Tapi Aurora ingin memberi kejutan pada Jaime. Wanita itu tahu, suaminya terlalu sibuk untuk membongkar barang-barangnya sendiri. Aurora bukan orang sakit yang tak kuat melakukan apapun. Dia wanita hamil yang justru merasa bahagia jika berhasil melakukan sesuatu untuk orang yang dicintainya.
Namun ternyata, membongkar buku-buku Jaime adalah sebuah kesalahan. Atau justru itu hal yang benar? Aurora tidak tahu. Yang pasti, sesuatu benar-benar terjadi pada dirinya, ketika sepotong kertas jatuh dari dalam buku.
Sebuah pembatas yang tak biasa. Bergambar seorang wanita  menghadap ke laut, dengan rambut yang dipermainkan angin. “Sejauh apapun jalanmu, doaku tak akan berhenti mengiringimu” begitu tulisan yang ada di baliknya.


Seketika, hawa panas meluap-luap di dada Aurora.  Dia lalu membuka buku-buku berikutnya. Antara berharap dan tidak untuk menemukan sesuatu yang lain. Dan, hatinya ambles ketika mendapati  sebuah  kartu ucapan dalam sebuah buku bersampul kumal.

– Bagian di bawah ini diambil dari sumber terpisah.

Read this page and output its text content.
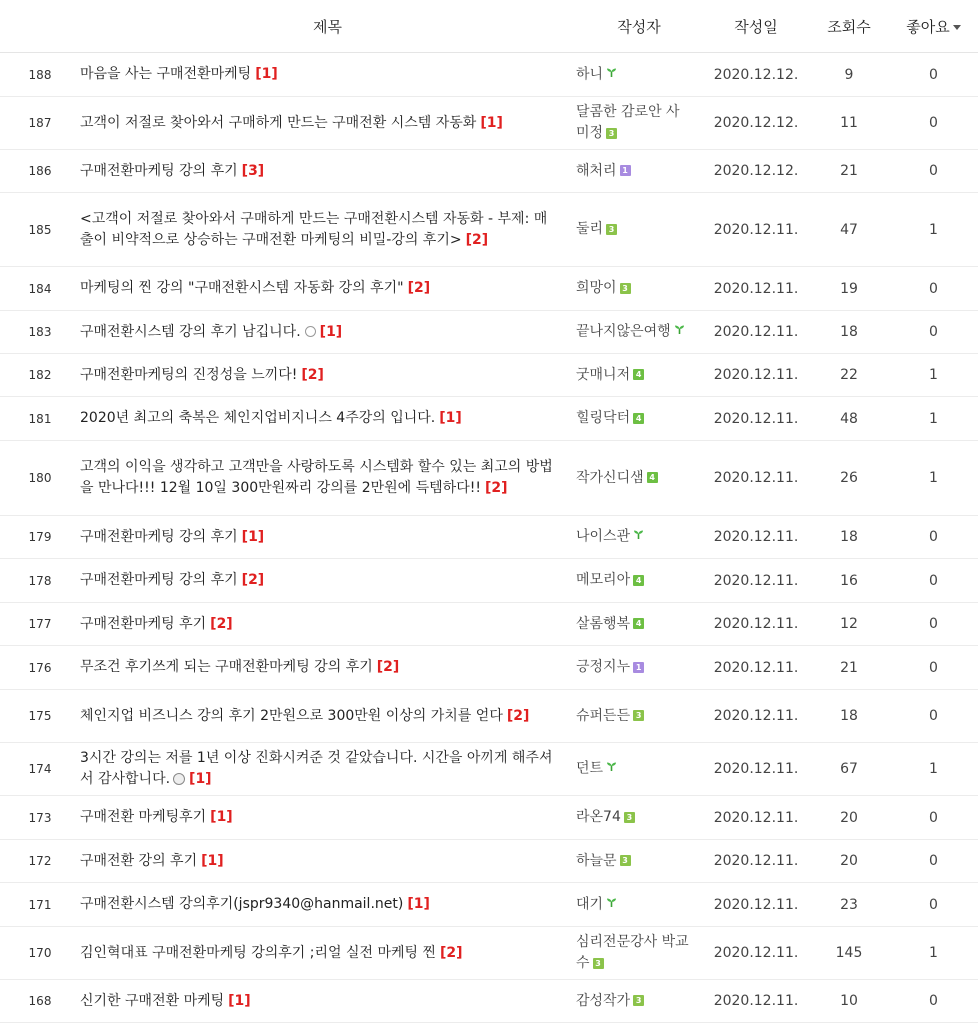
	제목	작성자	작성일	조회수	좋아요
188	마음을 사는 구매전환마케팅 [1]	하니	2020.12.12.	9	0
187	고객이 저절로 찾아와서 구매하게 만드는 구매전환 시스템 자동화 [1]	달콤한 감로안 사미정 3	2020.12.12.	11	0
186	구매전환마케팅 강의 후기 [3]	해처리 1	2020.12.12.	21	0
185	<고객이 저절로 찾아와서 구매하게 만드는 구매전환시스템 자동화 - 부제: 매출이 비약적으로 상승하는 구매전환 마케팅의 비밀-강의 후기> [2]	둘리 3	2020.12.11.	47	1
184	마케팅의 찐 강의 "구매전환시스템 자동화 강의 후기" [2]	희망이 3	2020.12.11.	19	0
183	구매전환시스템 강의 후기 남깁니다. [1]	끝나지않은여행	2020.12.11.	18	0
182	구매전환마케팅의 진정성을 느끼다! [2]	굿매니저 4	2020.12.11.	22	1
181	2020년 최고의 축복은 체인지업비지니스 4주강의 입니다. [1]	힐링닥터 4	2020.12.11.	48	1
180	고객의 이익을 생각하고 고객만을 사랑하도록 시스템화 할수 있는 최고의 방법을 만나다!!! 12월 10일 300만원짜리 강의를 2만원에 득템하다!! [2]	작가신디샘 4	2020.12.11.	26	1
179	구매전환마케팅 강의 후기 [1]	나이스관	2020.12.11.	18	0
178	구매전환마케팅 강의 후기 [2]	메모리아 4	2020.12.11.	16	0
177	구매전환마케팅 후기 [2]	살롬행복 4	2020.12.11.	12	0
176	무조건 후기쓰게 되는 구매전환마케팅 강의 후기 [2]	긍정지누 1	2020.12.11.	21	0
175	체인지업 비즈니스 강의 후기 2만원으로 300만원 이상의 가치를 얻다 [2]	슈퍼든든 3	2020.12.11.	18	0
174	3시간 강의는 저를 1년 이상 진화시켜준 것 같았습니다. 시간을 아끼게 해주셔서 감사합니다. [1]	던트	2020.12.11.	67	1
173	구매전환 마케팅후기 [1]	라온74 3	2020.12.11.	20	0
172	구매전환 강의 후기 [1]	하늘문 3	2020.12.11.	20	0
171	구매전환시스템 강의후기(jspr9340@hanmail.net) [1]	대기	2020.12.11.	23	0
170	김인혁대표 구매전환마케팅 강의후기 ;리얼 실전 마케팅 찐 [2]	심리전문강사 박교수 3	2020.12.11.	145	1
168	신기한 구매전환 마케팅 [1]	감성작가 3	2020.12.11.	10	0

Seperti daun luruh satu satu, begitulah angka lepas dari penanggalan. Selamat ulang tahun, Jaime.
Lutut Aurora gemetar. Tangannya berkeringat. Tapi dia tak berhenti membolak-balikkan setiap halaman buku. Meski semakin lama, rasa panas menjalari ke seluruh tubuhnya. Di sebuah buku puisi Pablo Neruda, dia menemukan  gambar siluet tangan terentang, yang seakan ingin memetik matahari.
Kelak, bangunlah sebuah rumah dengan jendela menghadap ke timur dan ke barat.
Aurora terhempas di kursi rotan. Dia menatap nanar sekeliling rumahnya. Jelas dalam ingatannya, ketika Jaime mencorat-coret desain awal rumah mereka. Dan, suara itu segera memenuhi kendang telinganya. “Harus ada jendela-jendela yang lebar. Menghadap ke timur dan ke barat. Dengan begitu, cahaya akan melimpah.”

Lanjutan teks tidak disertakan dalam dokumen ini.